There’s a hierarchy of personalization. Services can be unpersonalised, can identify users anonymously, can be aware of the user’s context (his or her location, time, device), or can have complex models of individual users (assessing their goals, interests, requirements).

Enter the semantic web. It can be used to improve the existing approaches: Metadata about web pages (subjects, it’s the homepage of X, etc.) can be used to improve navigation and to select relevant bits and pieces.

It’s bad when we can’t comprehend why a personalized system does certain things, e.g. present me with a certain piece of information. Semantic web enables proof of these decisions: The system can explain why it show me this. sounds a bit like [TriQL.P]

Case study: a system for information about scientific publications. [how original!] The problem to be solved here is duplication of information. Information about publications originates on the author’s home pages. But we want different views on this information.

They use a product called LIXTO suite to extract the data from web pages. The data is then mixed with additional ontologies, citeseer data and personalization rules. RDQL queries are used to get stuff out of the data and show it in a custom interface.

She doesn’t give much details. What happens in the backend? There’s “Ontology” and “Reasoning” on the architecture slide, what do these components do? How does the rendering of RDF to HTML work? There’s more in the slides.

Basically it’s a portal that aggregates

She reads from a novel — I missed the title — where someone uses a computer to evaluate candidate’s claims in an election campaign.
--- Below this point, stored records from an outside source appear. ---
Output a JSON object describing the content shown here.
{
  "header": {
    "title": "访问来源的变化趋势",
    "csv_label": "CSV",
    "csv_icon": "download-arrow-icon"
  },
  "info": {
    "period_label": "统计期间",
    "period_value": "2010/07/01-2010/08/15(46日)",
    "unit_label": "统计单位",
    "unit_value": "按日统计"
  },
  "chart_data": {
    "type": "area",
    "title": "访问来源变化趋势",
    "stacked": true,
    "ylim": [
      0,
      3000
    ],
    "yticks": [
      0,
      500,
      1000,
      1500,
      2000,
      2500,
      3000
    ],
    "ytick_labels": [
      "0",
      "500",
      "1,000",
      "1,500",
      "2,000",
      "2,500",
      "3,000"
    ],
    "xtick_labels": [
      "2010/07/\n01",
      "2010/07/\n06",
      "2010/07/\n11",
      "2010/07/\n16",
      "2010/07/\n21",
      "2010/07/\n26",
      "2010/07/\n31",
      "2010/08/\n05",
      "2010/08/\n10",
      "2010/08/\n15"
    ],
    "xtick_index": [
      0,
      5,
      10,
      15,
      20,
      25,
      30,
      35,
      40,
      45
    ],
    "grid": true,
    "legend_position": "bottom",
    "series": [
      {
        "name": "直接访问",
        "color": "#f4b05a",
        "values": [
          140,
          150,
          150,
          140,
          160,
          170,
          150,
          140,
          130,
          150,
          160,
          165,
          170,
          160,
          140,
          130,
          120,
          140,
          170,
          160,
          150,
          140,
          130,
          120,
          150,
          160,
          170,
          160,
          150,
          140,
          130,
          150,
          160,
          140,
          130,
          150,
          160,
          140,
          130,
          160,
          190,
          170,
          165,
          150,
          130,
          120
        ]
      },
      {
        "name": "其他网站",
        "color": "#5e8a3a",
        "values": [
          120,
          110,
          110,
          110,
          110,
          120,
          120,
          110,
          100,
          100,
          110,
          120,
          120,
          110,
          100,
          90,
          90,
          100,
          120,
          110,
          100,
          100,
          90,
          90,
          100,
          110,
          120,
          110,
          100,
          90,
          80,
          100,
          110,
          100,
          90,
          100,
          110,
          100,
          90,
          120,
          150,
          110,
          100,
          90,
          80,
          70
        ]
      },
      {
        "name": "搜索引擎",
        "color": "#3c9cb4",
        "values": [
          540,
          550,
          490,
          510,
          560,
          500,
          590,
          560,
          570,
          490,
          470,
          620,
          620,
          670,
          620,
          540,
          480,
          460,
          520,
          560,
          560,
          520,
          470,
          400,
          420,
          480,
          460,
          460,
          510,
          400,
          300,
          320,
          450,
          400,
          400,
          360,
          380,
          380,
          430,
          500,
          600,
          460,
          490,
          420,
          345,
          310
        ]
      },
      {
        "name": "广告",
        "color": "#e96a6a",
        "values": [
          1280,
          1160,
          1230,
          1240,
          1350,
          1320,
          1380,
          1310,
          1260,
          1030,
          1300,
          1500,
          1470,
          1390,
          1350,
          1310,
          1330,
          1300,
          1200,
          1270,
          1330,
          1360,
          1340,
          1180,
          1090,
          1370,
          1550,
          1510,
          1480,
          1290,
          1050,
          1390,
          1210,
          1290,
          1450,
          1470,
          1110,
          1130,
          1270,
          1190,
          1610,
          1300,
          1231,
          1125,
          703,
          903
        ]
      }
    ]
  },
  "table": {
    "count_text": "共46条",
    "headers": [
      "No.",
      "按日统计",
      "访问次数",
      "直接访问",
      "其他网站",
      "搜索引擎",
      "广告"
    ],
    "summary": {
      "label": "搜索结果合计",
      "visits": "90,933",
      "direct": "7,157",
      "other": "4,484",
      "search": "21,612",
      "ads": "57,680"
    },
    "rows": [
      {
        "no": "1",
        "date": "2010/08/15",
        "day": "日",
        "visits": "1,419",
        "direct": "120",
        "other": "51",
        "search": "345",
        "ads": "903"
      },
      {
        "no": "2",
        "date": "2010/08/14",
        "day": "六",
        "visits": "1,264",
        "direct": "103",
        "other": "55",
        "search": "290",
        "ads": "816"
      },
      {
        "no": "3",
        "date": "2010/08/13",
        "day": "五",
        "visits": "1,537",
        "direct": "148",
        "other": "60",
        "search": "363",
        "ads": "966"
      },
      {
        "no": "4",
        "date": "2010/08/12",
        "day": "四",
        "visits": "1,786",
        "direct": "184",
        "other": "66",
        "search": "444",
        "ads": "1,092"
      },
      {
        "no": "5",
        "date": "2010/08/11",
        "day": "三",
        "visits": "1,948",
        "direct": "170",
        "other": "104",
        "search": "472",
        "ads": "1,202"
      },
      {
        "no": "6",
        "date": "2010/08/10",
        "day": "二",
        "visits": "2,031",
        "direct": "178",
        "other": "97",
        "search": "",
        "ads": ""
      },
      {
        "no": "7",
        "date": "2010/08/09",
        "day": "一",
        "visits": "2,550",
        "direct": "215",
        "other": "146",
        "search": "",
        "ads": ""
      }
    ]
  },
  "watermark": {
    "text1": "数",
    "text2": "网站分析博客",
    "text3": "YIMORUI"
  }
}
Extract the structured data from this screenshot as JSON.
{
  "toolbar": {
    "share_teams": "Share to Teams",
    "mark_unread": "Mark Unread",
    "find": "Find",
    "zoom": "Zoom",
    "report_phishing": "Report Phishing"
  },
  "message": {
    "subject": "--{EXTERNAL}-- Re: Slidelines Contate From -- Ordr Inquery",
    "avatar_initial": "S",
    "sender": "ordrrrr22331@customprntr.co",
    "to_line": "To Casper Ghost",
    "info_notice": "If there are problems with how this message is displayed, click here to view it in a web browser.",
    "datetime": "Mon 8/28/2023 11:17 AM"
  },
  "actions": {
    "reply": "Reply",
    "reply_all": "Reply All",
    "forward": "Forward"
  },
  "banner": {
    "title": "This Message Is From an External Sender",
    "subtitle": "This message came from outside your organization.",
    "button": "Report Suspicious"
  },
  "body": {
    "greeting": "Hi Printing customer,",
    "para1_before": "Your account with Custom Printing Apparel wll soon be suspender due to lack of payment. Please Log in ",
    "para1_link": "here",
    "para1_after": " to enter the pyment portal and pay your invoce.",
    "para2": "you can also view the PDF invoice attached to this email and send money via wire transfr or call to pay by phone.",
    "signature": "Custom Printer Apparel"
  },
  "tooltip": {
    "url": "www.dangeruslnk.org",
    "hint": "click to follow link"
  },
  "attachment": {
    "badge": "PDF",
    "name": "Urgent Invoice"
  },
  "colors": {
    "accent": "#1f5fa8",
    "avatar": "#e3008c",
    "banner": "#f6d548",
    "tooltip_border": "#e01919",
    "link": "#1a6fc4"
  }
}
Giving a few orders to the computer — remove all obvious lies, superfuous stuff etc. — reduces their programmes to a few words. Very timely, there are elections in Germany next weekend.

The extraction from HTML is done with regular expressions. You need a new extractor for each new datasource. If extraction fails because the HTML structure has changed, a warning is raised. This works reasonably well because publication data always looks quite similar.